Evan Bergman fluently directs the progressively confrontational drama, as the characters exchange lively dialogue of the kind expected from a foursome drenched in academia. While everyone tries to be cordial at first, relations are strained between mother and daughter, and Katherine must continually fend off her mother’s barbed comments. When Diane says, right after meeting Edmund, that she hopes he and Katherine work out, Katherine says sarcastically, “And another chapter in my memoir’s just written itself.”

Canfora also provides a meaty part for Diane, as nearly everything she says is a witty zinger, all delivered with acidic relish and poise by Zann. When Katherine tells Diane after dinner that Edmund’s mother raised him until her death when he was 14, a mildly drunk Diane exclaims thoughtlessly, “Jesus, John, our daughter’s sleeping with a Dickens character.” John gently refers to his wife’s stinging comments as her “lambent wit” and genially points out to Edmund, “Every family’s a foreign country. Impossible to understand all the nuances of the native culture.”

But Edmund, whom Butler at first plays as apprehensive, sweet and bashful, is soon revealed to have his own agenda, and it’s not to ingratiate himself with Katherine’s parents. Instead, Butler slowly exposes his character’s simmering rage, and Edmund’s desire to honor the memory of his mother.

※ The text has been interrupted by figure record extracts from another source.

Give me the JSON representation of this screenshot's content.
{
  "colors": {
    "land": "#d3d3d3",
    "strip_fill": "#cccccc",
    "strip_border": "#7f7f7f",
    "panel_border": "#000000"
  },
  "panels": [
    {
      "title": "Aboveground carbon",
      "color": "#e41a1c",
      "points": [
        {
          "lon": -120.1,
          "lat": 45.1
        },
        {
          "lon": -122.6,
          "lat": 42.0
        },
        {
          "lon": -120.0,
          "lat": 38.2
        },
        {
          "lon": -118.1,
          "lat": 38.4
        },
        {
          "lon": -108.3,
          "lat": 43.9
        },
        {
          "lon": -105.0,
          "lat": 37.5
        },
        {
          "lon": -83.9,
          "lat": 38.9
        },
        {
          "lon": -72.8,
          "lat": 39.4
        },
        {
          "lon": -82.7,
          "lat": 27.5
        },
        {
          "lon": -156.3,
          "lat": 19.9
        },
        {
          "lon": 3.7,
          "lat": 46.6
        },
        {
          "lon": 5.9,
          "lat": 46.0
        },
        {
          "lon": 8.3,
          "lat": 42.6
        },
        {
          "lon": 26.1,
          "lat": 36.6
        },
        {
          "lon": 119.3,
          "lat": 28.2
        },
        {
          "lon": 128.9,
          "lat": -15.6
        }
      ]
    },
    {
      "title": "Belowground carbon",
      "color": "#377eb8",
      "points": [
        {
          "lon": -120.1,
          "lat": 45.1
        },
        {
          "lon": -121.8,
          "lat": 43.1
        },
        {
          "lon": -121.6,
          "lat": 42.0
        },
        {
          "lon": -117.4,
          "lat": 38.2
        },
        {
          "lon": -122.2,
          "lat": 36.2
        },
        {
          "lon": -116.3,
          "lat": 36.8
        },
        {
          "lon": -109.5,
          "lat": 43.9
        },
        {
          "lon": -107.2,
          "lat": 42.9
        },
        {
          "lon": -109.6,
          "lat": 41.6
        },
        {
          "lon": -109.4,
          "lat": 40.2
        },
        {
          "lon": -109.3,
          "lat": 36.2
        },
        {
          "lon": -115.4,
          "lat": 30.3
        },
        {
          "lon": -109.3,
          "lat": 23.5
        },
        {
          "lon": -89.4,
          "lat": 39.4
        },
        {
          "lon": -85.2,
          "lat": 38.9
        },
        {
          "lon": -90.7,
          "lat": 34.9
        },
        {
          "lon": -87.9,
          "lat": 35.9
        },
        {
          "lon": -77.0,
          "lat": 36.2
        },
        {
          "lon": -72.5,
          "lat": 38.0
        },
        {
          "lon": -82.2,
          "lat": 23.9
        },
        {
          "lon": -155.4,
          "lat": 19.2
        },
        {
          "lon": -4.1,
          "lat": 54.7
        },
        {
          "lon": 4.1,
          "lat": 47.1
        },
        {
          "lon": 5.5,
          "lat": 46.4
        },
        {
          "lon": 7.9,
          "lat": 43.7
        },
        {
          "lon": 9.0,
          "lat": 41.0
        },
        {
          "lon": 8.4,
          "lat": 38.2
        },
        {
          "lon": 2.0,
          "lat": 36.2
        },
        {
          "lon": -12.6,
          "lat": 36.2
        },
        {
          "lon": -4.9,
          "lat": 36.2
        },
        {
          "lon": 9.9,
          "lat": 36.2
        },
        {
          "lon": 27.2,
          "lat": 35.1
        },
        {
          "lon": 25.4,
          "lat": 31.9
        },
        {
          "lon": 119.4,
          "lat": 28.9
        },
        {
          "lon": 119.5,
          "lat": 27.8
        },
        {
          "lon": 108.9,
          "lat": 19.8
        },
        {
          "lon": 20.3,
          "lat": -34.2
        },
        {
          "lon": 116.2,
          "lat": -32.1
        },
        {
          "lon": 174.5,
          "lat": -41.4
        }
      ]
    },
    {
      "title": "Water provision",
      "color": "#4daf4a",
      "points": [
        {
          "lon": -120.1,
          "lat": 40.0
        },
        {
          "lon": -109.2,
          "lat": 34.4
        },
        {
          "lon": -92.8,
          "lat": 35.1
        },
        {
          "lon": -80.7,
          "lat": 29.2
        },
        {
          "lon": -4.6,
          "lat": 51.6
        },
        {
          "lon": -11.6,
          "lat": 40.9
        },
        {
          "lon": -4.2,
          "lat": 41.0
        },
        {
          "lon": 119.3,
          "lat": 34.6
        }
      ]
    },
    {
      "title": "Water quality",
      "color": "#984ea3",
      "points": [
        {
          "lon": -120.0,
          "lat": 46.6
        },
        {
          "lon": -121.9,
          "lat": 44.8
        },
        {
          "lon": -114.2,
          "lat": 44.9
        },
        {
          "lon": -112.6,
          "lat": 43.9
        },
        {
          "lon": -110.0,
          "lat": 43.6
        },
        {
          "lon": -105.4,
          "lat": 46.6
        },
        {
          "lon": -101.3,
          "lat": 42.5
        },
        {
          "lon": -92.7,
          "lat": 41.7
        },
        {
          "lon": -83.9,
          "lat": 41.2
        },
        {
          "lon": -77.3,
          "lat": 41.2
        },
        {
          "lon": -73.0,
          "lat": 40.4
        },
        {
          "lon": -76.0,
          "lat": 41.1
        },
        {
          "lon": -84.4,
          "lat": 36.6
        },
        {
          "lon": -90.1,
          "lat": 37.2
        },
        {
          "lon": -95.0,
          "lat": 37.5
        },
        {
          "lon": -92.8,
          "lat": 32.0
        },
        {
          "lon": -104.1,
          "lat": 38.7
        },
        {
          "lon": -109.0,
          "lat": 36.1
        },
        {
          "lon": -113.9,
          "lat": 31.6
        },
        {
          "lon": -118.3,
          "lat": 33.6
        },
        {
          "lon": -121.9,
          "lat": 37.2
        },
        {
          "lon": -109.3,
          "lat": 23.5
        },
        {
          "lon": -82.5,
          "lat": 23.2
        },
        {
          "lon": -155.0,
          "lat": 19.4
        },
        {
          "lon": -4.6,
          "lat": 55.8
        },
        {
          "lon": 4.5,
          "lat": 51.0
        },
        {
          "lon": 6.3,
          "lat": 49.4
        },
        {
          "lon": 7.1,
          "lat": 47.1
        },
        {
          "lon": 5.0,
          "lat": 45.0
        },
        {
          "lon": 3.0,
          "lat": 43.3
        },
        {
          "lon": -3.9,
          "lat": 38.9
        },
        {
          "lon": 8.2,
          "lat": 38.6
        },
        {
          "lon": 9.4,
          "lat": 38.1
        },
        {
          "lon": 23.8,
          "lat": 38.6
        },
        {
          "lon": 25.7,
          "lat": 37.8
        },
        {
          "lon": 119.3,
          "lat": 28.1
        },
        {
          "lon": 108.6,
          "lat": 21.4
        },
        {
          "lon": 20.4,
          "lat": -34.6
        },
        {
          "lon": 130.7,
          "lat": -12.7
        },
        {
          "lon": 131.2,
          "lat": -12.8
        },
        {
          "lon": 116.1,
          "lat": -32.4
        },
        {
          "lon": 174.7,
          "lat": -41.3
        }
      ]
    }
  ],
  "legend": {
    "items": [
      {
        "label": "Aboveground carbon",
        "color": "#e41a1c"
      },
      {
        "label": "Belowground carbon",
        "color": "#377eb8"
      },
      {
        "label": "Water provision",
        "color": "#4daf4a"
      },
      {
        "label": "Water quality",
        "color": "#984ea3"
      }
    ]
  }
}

The shocking allegation about the origin of John’s much-admired poetry is gradually revealed halfway through the play, built up to in well-staged scenes between Edmund and John as they exchange heated allegations. Canfora has written several surprise twists into the plot, and as the Greers struggle to keep up with the confusion Edmund creates, other secrets burst out.

Even in a rumpled gray cardigan sweater, Wyn Davies is impressive, first as a loving father and understanding husband, then masterfully calibrating John’s unraveling into a cornered beast when his career and credibility are challenged. Wyn Davies escalates his character’s fury as John turns defensively mean and nasty while refuting Edmund’s accusations.

Much of the final scene depends on Kuhn’s ability to look confused and stunned, as her character learns of betrayals by both her boyfriend and her father, and John inadvertently destroys the pedestal Katherine’s had him on all her life. The Greer family is left in tatters by Canfora’s script, having begun the evening in more or less smug complacency, but ending it with a white-hot annihilation of their security and happiness.